Triple Point

Title: 
Triple Point
Instrumentation: 
Flute
Duration: 
12'
Date of Composition: 
December 2005
Premiere: 
None yet! Want to premiere this piece? Let me know!

The triple point of a substance is the combination of temperature and pressure at which the solid, liquid, and gas phases of that substance can all exist in equilibrium. For example, at a temperature of approximately 0.0098 °C and a vapor pressure of approximately 0.00604 atmospheres, H2O can freely pass between liquid water, ice, and water vapor; this temperature and pressure is thus the triple point of water. Similarly, I feel that Triple Point has three overarching "phases" -- vaporous and insubstantial, evenly fluid, and frozen and crystalline -- through which the flute navigates.

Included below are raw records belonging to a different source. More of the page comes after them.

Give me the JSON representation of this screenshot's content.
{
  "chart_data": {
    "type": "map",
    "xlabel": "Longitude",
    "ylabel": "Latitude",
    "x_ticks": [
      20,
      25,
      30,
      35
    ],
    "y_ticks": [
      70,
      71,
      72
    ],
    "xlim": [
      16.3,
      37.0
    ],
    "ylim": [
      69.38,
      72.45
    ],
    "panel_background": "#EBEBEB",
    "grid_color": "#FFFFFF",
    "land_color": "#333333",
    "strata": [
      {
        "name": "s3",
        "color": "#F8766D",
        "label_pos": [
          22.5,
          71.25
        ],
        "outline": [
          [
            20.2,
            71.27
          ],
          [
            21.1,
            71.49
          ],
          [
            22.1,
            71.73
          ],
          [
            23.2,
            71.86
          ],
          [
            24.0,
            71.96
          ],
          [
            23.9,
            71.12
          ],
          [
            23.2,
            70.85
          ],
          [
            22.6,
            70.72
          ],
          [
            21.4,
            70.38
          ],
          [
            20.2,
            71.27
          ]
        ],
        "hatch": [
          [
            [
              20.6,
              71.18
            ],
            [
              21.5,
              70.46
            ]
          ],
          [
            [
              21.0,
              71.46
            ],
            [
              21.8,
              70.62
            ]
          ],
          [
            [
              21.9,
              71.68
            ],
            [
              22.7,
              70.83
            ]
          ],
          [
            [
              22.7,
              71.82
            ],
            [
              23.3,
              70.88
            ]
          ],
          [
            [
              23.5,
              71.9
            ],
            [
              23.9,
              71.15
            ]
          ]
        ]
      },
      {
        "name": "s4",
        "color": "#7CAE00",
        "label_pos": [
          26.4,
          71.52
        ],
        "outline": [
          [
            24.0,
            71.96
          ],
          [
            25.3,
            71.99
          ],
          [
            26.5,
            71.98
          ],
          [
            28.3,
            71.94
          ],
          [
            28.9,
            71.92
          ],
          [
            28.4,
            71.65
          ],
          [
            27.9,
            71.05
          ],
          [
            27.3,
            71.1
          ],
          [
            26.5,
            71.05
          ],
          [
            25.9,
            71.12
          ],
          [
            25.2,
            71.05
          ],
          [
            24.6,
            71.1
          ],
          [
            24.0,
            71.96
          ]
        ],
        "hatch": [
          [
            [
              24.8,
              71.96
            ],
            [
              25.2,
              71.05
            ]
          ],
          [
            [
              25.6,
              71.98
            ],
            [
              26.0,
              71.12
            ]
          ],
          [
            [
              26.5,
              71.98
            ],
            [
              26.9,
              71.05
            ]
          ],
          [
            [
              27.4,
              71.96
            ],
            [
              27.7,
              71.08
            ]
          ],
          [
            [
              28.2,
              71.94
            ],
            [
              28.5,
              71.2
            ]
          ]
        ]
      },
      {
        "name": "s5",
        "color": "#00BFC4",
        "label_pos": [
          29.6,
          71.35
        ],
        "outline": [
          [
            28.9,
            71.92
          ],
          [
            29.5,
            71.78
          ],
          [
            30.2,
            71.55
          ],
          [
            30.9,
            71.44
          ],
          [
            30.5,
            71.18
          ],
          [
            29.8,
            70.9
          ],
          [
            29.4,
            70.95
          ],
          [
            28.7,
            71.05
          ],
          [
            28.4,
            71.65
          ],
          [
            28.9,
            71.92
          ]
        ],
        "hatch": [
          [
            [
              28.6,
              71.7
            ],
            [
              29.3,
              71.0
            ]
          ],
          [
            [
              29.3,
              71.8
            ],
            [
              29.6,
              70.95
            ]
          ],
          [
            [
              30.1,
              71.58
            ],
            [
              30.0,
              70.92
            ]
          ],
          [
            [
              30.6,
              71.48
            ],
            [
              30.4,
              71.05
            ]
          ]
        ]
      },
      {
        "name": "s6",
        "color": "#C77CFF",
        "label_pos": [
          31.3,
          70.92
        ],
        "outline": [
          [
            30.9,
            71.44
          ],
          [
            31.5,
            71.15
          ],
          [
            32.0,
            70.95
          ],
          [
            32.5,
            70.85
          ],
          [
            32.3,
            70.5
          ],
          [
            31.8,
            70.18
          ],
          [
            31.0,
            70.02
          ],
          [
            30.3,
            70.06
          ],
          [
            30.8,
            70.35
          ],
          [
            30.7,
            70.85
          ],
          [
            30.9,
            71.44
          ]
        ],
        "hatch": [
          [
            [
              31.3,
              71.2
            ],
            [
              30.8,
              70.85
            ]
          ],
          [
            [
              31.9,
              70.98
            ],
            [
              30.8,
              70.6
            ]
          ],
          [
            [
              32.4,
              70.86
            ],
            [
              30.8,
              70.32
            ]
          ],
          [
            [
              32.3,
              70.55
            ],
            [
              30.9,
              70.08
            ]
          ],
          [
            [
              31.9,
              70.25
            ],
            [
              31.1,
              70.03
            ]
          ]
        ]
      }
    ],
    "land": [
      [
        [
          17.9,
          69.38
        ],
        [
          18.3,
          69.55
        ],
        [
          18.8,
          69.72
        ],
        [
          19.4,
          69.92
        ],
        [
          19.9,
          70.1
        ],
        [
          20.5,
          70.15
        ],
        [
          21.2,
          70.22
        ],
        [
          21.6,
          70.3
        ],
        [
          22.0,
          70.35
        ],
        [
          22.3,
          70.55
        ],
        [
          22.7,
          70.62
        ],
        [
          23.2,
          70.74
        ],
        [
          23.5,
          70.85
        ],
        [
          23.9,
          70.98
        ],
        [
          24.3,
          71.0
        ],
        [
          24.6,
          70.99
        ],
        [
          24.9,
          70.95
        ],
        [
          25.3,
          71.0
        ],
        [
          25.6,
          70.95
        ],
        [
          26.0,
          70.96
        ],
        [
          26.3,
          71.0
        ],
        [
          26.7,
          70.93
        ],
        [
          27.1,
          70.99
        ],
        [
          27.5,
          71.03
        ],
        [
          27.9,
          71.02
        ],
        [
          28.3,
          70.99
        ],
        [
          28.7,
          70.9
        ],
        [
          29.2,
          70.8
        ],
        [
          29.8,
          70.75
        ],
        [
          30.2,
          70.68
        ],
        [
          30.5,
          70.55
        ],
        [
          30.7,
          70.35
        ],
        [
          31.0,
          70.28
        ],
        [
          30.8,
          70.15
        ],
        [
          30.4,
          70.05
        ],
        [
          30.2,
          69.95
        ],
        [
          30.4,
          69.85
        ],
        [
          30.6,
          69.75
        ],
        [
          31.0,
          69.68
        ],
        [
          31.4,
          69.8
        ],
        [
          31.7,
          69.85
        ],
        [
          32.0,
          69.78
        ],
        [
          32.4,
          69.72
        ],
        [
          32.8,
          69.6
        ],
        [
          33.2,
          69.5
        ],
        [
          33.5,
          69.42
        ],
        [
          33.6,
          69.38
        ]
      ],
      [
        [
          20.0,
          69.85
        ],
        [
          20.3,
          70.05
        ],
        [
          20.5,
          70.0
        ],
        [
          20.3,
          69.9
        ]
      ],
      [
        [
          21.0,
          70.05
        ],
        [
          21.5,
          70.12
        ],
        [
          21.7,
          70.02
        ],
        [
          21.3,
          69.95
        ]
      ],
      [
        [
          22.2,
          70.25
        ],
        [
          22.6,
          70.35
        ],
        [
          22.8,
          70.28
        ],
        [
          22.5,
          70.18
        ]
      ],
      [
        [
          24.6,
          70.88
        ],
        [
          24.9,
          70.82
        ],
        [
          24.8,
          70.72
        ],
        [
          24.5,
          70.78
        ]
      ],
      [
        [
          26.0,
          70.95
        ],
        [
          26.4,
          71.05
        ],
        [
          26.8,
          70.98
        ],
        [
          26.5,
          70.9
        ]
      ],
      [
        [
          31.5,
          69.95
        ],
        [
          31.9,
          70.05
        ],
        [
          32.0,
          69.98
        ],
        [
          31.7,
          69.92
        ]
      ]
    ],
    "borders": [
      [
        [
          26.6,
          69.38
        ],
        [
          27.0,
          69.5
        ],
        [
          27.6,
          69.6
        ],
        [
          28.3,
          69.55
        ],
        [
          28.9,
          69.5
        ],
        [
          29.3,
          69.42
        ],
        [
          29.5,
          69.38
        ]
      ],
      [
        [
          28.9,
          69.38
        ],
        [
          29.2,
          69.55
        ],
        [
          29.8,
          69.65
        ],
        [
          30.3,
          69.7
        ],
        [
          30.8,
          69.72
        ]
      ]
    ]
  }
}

Triple Point opens with an unmetered section, filled with breath-length phrases and periodic silences, recalling the mood of Six Hours in the Isolation Booth, as seen through an abstracted, Cubistic lens. The broad strokes of Six Hours become jagged lines and planes, interrupted by sudden flourishes. The phase of the music is predominantly gas in this section, though there are moments when it coalesces into drops of liquid, or solid blocks. This section is succeeded by a brief metrical interlude, almost purely liquid in phase. At the end of this interlude, the temperature cools down slightly and the music momentarily freezes, before returning to a gaseous state. This second unmetered section is similar to the opening section, although the phase more frequently shifts between gas and liquid. The temperature and pressure both increase, and the music threatens to burst out of its confines. Instead, it turns to a coda which, quite frankly, took me by surprise when I wrote it. The coda is solid all the way through, proceeding at a slow and deliberate tempo in 3/4 time. While the melody in the preceding sections was freely composed, shifting in tonality but tending to hint at D major, the coda begins with four complete cycles of a 12-tone row, presented without transposition or any other other serial operations. Midway through a fifth cycle, the flute gets stuck on a three-note segment of the row, and after a few repetitions of this segment, ascends into the stratosphere. The flute continues to obsess over these few notes, elaborating on them over several repetitions. The strict metrical boundaries begin to break down, and the elaborations of the three-note cell become increasingly unstable. The register abruptly collapses, from the top of the flute's third octave to the bottom of the first octave, and as the melody comes to rest on D natural, the sound of the flute itself sublimates, with the standard flute tone giving way to a shower of whistle-tone harmonics.

Triple Point was written in December of 2005, and is dedicated to my father, Jon Curtis, in celebration of both his 58th birthday, and his engagement to Sandy Adams.